Tobias: [laughs] They always seem– it’s funny, the two challenges that I can see with tail risk is, the bleed over a long period of time makes it hard for folks to hold. And then on top of that, really what they should be doing as the short volatility side of it, whoever that’s constructed as that’s going up, they really should be rebalancing away from that and increasing their allocation to long volatility. But that’s hard, because they’re looking at that side, losing all the time. That’s a sickening thought, particularly when we’ve been through these very long periods of volatility suppression.

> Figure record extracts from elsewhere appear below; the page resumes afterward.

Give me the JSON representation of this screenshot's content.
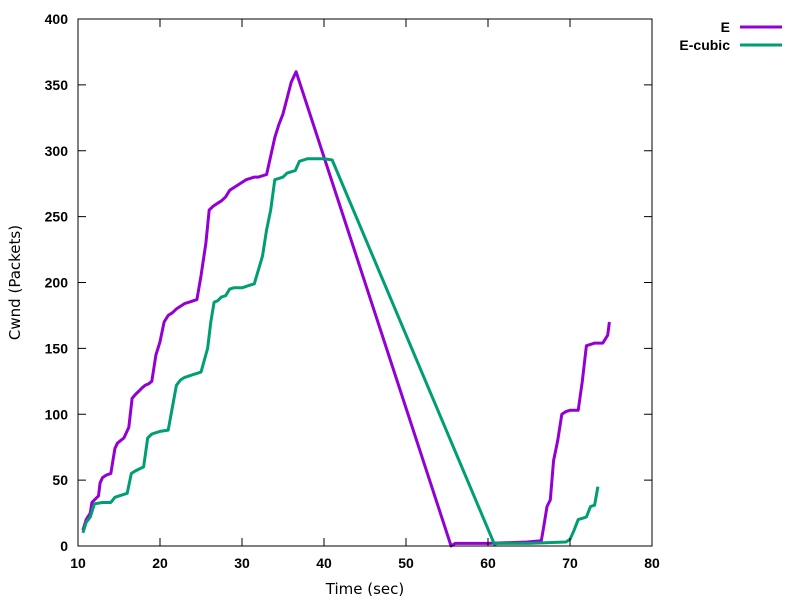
{
  "chart_data": {
    "type": "line",
    "title": "",
    "xlabel": "Time (sec)",
    "ylabel": "Cwnd (Packets)",
    "xlim": [
      10,
      80
    ],
    "ylim": [
      0,
      400
    ],
    "xticks": [
      10,
      20,
      30,
      40,
      50,
      60,
      70,
      80
    ],
    "yticks": [
      0,
      50,
      100,
      150,
      200,
      250,
      300,
      350,
      400
    ],
    "grid": false,
    "legend_position": "top-right",
    "series": [
      {
        "name": "E",
        "color": "#9400d3",
        "x": [
          10.6,
          11.0,
          11.5,
          11.7,
          12.0,
          12.5,
          12.7,
          13.0,
          13.5,
          14.0,
          14.5,
          14.8,
          15.2,
          15.6,
          16.2,
          16.6,
          17.0,
          17.5,
          17.8,
          18.2,
          18.6,
          19.0,
          19.5,
          20.0,
          20.5,
          21.0,
          21.5,
          22.0,
          22.5,
          23.0,
          23.5,
          24.0,
          24.5,
          25.0,
          25.6,
          26.0,
          26.5,
          27.0,
          27.5,
          28.0,
          28.5,
          29.0,
          29.5,
          30.0,
          30.5,
          31.0,
          31.5,
          32.0,
          33.0,
          34.0,
          34.5,
          35.0,
          35.5,
          36.0,
          36.6,
          55.5,
          56.0,
          60.0,
          64.8,
          66.5,
          66.8,
          67.2,
          67.6,
          68.0,
          68.5,
          69.0,
          69.5,
          70.0,
          71.0,
          71.5,
          72.0,
          72.5,
          73.0,
          74.0,
          74.6,
          74.8
        ],
        "y": [
          12,
          20,
          25,
          33,
          35,
          38,
          48,
          52,
          54,
          55,
          74,
          78,
          80,
          82,
          90,
          112,
          115,
          118,
          120,
          122,
          123,
          125,
          145,
          155,
          170,
          175,
          177,
          180,
          182,
          184,
          185,
          186,
          187,
          205,
          230,
          255,
          258,
          260,
          262,
          265,
          270,
          272,
          274,
          276,
          278,
          279,
          280,
          280,
          282,
          310,
          320,
          328,
          340,
          352,
          360,
          0,
          2,
          2,
          3,
          4,
          15,
          30,
          35,
          65,
          80,
          100,
          102,
          103,
          103,
          125,
          152,
          153,
          154,
          154,
          160,
          170
        ]
      },
      {
        "name": "E-cubic",
        "color": "#009e73",
        "x": [
          10.6,
          11.0,
          11.5,
          12.0,
          13.0,
          14.0,
          14.5,
          15.0,
          16.0,
          16.5,
          17.0,
          18.0,
          18.5,
          19.0,
          20.0,
          21.0,
          21.5,
          22.0,
          22.5,
          23.0,
          24.0,
          25.0,
          25.8,
          26.2,
          26.6,
          27.0,
          27.5,
          28.0,
          28.5,
          29.0,
          30.0,
          31.0,
          31.5,
          32.5,
          33.0,
          33.5,
          34.0,
          34.5,
          35.0,
          35.5,
          36.0,
          36.5,
          37.0,
          37.5,
          38.0,
          40.0,
          41.0,
          60.8,
          61.0,
          65.0,
          69.5,
          70.0,
          70.5,
          71.0,
          71.5,
          72.0,
          72.5,
          73.0,
          73.4
        ],
        "y": [
          10,
          18,
          22,
          32,
          33,
          33,
          37,
          38,
          40,
          55,
          57,
          60,
          82,
          85,
          87,
          88,
          105,
          122,
          126,
          128,
          130,
          132,
          150,
          170,
          185,
          186,
          189,
          190,
          195,
          196,
          196,
          198,
          199,
          220,
          240,
          255,
          278,
          279,
          280,
          283,
          284,
          285,
          292,
          293,
          294,
          294,
          293,
          1,
          2,
          2,
          3,
          5,
          12,
          20,
          21,
          22,
          30,
          31,
          45
        ]
      }
    ]
  }
}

Then, the other challenge is when you finally get the blow-up, it needs to go the other way. You need to be able to rebalance away from that side of the book that’s working so that you can now go and buy all of these undervalued assets on the other side. It’s just hard in a lot of funds to achieve that because the lock-up and so on.

Taylor: To going back to the goal thing at some point, I hate the way we generally talk about is. The goal is to help investors maximize their long-term compounded wealth. That’s the goal. And from our perspective, the reason we started this was– we felt like an essential piece of being able to do that and just was really hard for noninstitutional investors to get access to these sorts of strategies. So, yeah, I think you’re right. You want the end investor to look at the whole portfolio. It’s like this is improving the long-term compounded growth of your portfolio. Yeah, we’ve had to be conscious to some extent of– as people are going to look at as a line item, whether or not they should, and they probably should to some extent, but by having it, by trying to bundle it up, and look at this in the context of the broader portfolio, it’s a little more palatable.